Das Motto, das mir im oben genannten Buch aufgefallen ist, hat mir aus zwei Gründen gefallen: Der erste Grund ist, dass es mich an einen anderen Satz erinnert hat, der das Management einer Firma, für die ich früher gearbeitet habe, definiert hat. Mehr oder weniger als Scherz gemeint, begannen und endeten die Sitzungen des Vorstandes immer mit demselben Spruch: „Es wäre nicht schlecht, wenn es gut wäre“. Alle Probleme, alle Krisen der Firma, alle Situationen, die eine Lösung erforderten, fanden anscheinend die Lösung gleich mit dem Ausdrücken dieses spielerischen Urteiles. Der zweite Grund ist, dass die betreffende Frage tatsächlich das Drama der rumänischen Gesellschaft darstellt: Warum sind wir so arm, wenn wir tatsächlich so Vieles gewonnen haben?

Warum fühlen wir uns so gut? Weil wir nicht mehr offen marginalisiert werden, weil wir „drin“ sind, ohne „draußen“ zu sein, obwohl wir an der Grenze geblieben sind, weil uns der „Europäer“-Status anerkannt wurde? Tatsächlich hat die Gesellschaft als Ganzes in den vergangenen 10 Jahren unbestreitbare Fortschritte gemacht. Warum geht es uns dann so schlecht? Denn, obwohl die Gesellschaft viel aus den erzielten Fortschritten gewonnen hat, hat sie gleichzeitig paradoxerweise tausendfach verloren: sie hat Geld verloren, sie hat Kulturerbe verloren, sie hat Bildung verloren, sie hat Charakter verloren, sie hat Menschen verloren, Anstand und vor allem enorm viel Zeit. Es geht uns so schlimm weil Rumänen, individuell betrachtet, die ärmsten Europäer bleiben; denn im Vergleich zu unseren Bestrebungen sind die Fortschritte der Gesellschaft viel zu gering, weil wir wegen den Löchern im Asphalt das Himmelblau nicht mehr sehen können, weil die Unsitten der Vergangenheit immer noch die Laster der Gegenwart sind.

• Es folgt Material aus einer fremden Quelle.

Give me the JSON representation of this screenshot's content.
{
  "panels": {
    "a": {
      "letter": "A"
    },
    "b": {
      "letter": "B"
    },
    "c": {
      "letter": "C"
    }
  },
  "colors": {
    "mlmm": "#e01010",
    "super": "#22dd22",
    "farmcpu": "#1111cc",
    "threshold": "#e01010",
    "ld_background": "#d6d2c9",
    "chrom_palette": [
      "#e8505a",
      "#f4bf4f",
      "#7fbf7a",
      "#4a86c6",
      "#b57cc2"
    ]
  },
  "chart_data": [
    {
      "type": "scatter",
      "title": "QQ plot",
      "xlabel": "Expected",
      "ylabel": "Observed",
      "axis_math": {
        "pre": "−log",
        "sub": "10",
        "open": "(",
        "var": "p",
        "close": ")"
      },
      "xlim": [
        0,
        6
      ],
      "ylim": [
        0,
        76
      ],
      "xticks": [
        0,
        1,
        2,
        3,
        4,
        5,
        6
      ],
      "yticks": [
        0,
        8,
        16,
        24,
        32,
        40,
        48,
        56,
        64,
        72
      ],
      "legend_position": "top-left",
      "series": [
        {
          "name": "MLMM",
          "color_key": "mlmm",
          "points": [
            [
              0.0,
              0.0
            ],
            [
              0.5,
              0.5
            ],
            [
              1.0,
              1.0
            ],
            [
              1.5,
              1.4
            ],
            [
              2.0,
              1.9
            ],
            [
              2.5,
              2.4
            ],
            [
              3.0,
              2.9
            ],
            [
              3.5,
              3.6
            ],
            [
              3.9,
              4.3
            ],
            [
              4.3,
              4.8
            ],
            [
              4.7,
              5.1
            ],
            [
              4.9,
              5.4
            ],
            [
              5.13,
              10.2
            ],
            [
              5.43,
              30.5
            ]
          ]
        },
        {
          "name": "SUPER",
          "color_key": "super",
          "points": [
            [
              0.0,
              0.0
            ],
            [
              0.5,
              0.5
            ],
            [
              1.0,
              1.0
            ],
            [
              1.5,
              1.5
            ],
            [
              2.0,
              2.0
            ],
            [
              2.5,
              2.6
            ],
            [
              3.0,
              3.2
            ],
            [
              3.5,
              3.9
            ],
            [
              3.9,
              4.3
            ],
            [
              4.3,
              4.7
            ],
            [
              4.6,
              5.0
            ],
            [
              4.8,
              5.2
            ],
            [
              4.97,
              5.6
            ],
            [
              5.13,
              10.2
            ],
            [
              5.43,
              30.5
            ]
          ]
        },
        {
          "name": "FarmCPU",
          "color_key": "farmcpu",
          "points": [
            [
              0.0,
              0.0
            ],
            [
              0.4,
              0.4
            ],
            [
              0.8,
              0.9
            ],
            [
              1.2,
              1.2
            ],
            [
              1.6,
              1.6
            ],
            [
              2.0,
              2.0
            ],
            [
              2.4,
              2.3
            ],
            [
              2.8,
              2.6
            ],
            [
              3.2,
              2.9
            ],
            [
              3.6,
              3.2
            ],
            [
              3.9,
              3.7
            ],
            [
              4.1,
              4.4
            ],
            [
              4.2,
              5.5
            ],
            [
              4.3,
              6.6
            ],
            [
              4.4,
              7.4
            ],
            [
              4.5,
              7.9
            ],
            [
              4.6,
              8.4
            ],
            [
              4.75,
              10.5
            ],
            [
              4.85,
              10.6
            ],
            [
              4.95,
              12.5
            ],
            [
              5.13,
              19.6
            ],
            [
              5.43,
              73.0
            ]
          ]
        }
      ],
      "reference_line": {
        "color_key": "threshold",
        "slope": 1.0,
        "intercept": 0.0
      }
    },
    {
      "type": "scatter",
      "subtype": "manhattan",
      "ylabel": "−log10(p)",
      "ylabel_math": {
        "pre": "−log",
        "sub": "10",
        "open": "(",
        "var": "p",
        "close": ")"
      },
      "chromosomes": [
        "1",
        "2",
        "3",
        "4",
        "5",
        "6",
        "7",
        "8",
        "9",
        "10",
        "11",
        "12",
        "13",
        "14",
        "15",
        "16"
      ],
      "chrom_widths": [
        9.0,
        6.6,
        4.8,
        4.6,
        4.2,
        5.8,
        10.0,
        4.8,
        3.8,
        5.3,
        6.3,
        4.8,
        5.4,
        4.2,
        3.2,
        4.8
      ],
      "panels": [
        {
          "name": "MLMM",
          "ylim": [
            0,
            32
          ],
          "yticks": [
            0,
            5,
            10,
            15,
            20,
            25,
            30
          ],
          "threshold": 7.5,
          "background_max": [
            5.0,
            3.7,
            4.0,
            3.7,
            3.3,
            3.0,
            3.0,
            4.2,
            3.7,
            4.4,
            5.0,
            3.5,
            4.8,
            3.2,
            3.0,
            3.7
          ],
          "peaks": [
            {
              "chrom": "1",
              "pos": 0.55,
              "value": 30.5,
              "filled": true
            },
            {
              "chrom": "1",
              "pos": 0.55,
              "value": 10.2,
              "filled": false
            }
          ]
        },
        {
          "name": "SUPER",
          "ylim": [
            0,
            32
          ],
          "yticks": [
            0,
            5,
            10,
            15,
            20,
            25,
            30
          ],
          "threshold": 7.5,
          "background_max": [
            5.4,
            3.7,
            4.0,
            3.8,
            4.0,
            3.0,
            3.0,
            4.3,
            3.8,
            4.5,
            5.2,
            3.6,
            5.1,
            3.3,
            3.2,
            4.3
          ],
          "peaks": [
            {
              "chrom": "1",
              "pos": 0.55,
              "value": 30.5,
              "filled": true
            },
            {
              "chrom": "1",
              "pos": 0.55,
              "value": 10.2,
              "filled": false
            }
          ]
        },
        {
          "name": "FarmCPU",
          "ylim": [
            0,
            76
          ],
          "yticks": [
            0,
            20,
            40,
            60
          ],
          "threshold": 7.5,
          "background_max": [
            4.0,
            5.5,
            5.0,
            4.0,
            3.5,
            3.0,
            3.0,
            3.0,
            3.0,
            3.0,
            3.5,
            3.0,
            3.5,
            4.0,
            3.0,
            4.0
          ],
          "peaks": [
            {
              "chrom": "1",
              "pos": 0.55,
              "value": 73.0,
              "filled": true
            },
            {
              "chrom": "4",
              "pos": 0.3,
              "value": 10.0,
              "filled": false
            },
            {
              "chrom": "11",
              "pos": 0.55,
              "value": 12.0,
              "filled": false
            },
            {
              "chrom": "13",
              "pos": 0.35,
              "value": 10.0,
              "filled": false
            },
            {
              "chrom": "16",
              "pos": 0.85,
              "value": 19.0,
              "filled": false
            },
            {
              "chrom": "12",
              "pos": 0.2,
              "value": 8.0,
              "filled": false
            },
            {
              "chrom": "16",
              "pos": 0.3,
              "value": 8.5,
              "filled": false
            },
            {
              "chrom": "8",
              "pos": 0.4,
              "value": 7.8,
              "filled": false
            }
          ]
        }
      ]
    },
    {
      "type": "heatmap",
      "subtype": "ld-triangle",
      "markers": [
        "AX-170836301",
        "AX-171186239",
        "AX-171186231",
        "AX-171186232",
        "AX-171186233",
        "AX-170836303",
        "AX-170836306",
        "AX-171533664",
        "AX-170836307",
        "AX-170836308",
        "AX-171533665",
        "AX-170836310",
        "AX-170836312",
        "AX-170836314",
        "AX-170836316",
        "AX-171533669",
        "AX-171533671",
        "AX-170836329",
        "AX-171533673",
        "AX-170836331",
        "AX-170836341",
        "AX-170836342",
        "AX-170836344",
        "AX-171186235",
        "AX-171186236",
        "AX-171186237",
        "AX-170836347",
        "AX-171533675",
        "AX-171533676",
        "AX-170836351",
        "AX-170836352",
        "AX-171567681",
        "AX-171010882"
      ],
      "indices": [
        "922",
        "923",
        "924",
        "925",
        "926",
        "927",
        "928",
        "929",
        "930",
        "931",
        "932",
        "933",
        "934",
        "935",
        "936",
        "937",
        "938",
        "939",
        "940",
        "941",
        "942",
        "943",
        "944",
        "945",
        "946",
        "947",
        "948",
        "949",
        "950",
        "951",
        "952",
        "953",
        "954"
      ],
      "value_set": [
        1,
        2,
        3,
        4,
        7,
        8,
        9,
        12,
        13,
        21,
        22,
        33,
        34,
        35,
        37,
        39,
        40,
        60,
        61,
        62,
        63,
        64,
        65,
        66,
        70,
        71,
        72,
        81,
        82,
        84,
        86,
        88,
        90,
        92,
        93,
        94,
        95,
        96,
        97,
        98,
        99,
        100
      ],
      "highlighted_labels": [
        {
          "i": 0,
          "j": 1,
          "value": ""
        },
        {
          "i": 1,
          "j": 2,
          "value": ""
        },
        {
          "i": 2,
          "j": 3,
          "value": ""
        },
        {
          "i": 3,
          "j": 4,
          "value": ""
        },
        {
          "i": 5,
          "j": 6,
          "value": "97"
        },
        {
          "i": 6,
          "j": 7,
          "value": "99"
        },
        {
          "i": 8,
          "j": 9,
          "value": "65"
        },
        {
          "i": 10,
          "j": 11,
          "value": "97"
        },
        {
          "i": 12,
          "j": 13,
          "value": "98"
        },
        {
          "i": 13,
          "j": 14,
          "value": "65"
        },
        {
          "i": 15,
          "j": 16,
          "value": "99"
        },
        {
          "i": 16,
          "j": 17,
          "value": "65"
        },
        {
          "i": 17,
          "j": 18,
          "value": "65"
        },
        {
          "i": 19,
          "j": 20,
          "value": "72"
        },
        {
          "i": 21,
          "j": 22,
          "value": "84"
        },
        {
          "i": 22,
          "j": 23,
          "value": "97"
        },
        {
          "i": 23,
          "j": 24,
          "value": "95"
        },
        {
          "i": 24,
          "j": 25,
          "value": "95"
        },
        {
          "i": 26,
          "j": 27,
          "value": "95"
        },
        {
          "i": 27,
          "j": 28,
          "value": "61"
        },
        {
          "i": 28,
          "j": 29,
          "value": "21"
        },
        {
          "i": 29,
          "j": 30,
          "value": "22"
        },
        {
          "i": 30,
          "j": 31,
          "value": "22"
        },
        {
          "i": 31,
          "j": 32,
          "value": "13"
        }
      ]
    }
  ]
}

Zehn Jahre in der Europäischen Union bedeutet nicht unbedingt, dass wir die Bilanz der letzten zehn Jahre machen müssen; ich denke, das bedeutet vor allem eine sehr gute Gelegenheit, uns zu fragen, in was für einer

Europäischen Union wir in den nächsten 10 Jahren leben werden. Wenn wir nach 10 Jahren nach wie vor das ärmste Land der Union geblieben sind, was können wir tun, um in den nächsten 10 Jahren reicher zu sein? Reicher an Geld, Kulturerbe, Bildung, Charakter und Menschen, reicher an verbrauchter Zeit, reicher an jungen Menschen.

Wie genau wird die Europäische Union in den nächsten zehn Jahren, die wir gemeinsam durchmachen werden, aussehen? Es wäre nicht schlecht, wenn es uns viel besser ginge, aber es sollte uns gut gehen, ohne dass es uns so schlecht geht!